McDonald, Sharpe’s new Ensign, just sixteen years old and desperately eager to please his famous Captain, hurried from the house with the beautiful, scabbarded blade. He tripped in his haste, was held by Harper, and then he came to Sharpe and gave him the sword.

God, but he wanted it! He had handled the weapon during . the night, feeling its balance, knowing the power of the plain, shining steel, and Sharpe had felt the lust to own this sword. This was a thing of lethal beauty, made by a master, worthy of a great fighter.

“Monsieur?” Delmas’s voice was mild, polite.

Beyond Delmas Sharpe could see Lossow, the Captain of the German Cavalry and Sharpe’s friend, who had driven Delmas into the prepared trap. Lossow had held the sword too, and shaken his head in mute wonder at the weapon. Now he watched as Sharpe handed the weapon to the

Frenchman, a symbol that he had given his parole and could be trusted with his personal weapon.

Windham gave an exaggerated sigh. “Now, perhaps, we can start?”

The Light Company marched first behind Lossow’s cavalry screen, striking up onto the plains before the day’s heat rose in the sky to blind them with sweat and choke them with warm, gritty dust. Sharpe went on foot, unlike most officers, because he had always gone on foot. He had entered the army as a private, wearing the red jacket of the line Regiments and marching with a heavy musket on his shoulder. Later, much later, he had made the impossible jump from Sergeant to officer, joining the elite Rifles with their distinctive green jacket, but Sharpe still marched on foot. He was an infantryman and he marched as his men marched, and he carried a rifle as they carried their rifles or muskets. The South Essex were a redcoat Battalion, but Sharpe, Sergeant Harper, and the nucleus of the Light Company were all Riflemen, accidentally attached to the Battalion, and they proudly retained their dark green jackets.

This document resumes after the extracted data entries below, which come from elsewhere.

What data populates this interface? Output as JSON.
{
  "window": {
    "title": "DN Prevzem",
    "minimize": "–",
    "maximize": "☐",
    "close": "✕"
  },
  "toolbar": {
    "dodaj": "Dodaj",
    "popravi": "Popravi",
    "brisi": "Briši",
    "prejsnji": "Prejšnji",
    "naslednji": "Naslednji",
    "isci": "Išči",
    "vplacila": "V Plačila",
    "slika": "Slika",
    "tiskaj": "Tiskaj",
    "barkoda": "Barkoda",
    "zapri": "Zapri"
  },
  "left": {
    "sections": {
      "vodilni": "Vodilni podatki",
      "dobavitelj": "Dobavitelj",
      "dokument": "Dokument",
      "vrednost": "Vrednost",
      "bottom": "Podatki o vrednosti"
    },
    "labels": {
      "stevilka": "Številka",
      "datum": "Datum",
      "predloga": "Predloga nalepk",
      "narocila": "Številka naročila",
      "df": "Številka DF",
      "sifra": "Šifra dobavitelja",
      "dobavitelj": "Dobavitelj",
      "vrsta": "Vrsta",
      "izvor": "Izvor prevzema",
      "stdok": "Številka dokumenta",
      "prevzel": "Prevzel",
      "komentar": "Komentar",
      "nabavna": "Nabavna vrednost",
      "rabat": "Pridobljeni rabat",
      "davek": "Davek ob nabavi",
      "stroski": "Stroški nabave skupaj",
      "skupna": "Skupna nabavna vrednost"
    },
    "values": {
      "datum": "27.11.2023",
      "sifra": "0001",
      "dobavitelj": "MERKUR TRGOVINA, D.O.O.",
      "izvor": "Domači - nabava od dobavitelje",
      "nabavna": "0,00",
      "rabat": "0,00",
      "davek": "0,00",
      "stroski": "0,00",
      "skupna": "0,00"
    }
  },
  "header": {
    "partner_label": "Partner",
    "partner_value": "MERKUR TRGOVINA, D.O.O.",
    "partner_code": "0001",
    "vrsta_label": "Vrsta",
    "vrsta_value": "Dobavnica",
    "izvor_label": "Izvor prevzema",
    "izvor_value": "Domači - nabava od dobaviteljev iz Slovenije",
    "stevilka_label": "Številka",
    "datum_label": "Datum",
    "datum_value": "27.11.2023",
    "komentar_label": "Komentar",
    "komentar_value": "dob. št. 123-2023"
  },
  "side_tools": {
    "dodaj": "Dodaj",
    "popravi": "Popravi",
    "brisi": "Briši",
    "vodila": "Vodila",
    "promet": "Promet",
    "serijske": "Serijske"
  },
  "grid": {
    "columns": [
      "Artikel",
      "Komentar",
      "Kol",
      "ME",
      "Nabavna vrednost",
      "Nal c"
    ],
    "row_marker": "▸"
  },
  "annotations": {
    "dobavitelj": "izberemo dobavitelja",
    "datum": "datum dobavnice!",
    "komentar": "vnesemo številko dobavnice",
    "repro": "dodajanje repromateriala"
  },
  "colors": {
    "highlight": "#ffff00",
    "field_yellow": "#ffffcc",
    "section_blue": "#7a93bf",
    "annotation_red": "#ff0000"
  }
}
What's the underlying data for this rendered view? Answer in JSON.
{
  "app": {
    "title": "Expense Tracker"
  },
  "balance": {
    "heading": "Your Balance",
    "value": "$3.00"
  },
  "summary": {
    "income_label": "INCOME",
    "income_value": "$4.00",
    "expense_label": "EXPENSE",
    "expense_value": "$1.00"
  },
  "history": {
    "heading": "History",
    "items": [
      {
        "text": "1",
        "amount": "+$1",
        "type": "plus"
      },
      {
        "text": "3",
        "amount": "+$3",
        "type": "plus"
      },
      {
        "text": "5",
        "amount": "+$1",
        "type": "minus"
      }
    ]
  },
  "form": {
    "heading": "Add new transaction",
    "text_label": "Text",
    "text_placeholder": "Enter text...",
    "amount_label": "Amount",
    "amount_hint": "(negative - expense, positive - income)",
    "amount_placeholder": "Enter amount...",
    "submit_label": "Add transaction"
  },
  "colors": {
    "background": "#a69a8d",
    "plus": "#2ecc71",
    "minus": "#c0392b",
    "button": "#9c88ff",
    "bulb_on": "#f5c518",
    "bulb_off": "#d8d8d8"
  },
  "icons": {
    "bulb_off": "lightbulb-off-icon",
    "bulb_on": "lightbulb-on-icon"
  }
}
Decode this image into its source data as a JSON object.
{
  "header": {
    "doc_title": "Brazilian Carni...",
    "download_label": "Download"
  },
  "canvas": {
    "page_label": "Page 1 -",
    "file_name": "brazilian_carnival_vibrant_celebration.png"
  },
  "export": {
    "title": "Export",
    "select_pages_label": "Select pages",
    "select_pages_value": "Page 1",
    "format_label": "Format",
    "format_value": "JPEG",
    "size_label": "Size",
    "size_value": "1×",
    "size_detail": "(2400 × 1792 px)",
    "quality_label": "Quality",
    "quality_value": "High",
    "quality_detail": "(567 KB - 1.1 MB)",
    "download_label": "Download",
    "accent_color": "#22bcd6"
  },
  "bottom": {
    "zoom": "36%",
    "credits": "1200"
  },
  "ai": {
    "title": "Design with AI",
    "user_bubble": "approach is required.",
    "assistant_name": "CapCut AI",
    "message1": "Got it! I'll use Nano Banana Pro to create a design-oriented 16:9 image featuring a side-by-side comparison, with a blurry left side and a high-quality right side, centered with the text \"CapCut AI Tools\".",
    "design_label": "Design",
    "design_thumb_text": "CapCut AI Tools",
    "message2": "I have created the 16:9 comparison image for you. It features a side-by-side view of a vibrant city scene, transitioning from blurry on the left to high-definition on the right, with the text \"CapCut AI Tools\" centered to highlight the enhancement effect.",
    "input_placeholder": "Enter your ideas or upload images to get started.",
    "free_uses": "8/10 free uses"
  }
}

Light flooded grey on the plain, the sun hinting with a pale red strip in the east of the heat to come, and Sharpe could see the dark shapes of the cavalry outlined on the dawn. The British were marching east, invading French-held Spain, aiming at the great city of Salamanca. Most of the army was far to the south, marching on a dozen roads, while the South Essex with Lossow’s men and a handful of Engineers had been sent north to destroy a small French fort that guarded a ford across the Tormes. The job had been done, the fort abandoned by the enemy, and now the South Essex marched to rejoin Wellington’s troops. It would take two days before they were back with the army and Sharpe knew they would be days of relentless heat as they crossed the dry plain.

Captain Lossow dropped behind his cavalry to be beside Sharpe. He nodded down at the Rifleman. “I don’t trust your Frenchman, Richard.”

“Nor do I.”

Lossow was not discouraged by Sharpe’s curt tone. He was used to Sharpe’s morning surliness. “It’s strange, I think, for a Dragoon to have a straight sword. He should have a sabre, yes?”

“True.” Sharpe made an effort to sound more sociable. “We should have killed the bastard in the wood.”

“That’s true. It’s the only thing to do with Frenchmen. Kill them.” Lossow laughed. Like most of the Germans in Britain’s army, he came from a homeland that had been overrun by Napoleon’s troops. “I wonder what happened to the second man.”

“You lost him.”

Lossow grinned at the insult. “Never. He hid himself. I hope the Partisans get him.” The German drew a finger across his throat to hint at the way the Spanish Guerilleros treated their French captives. Then he smiled down at Sharpe. “You wanted his sword, ja?”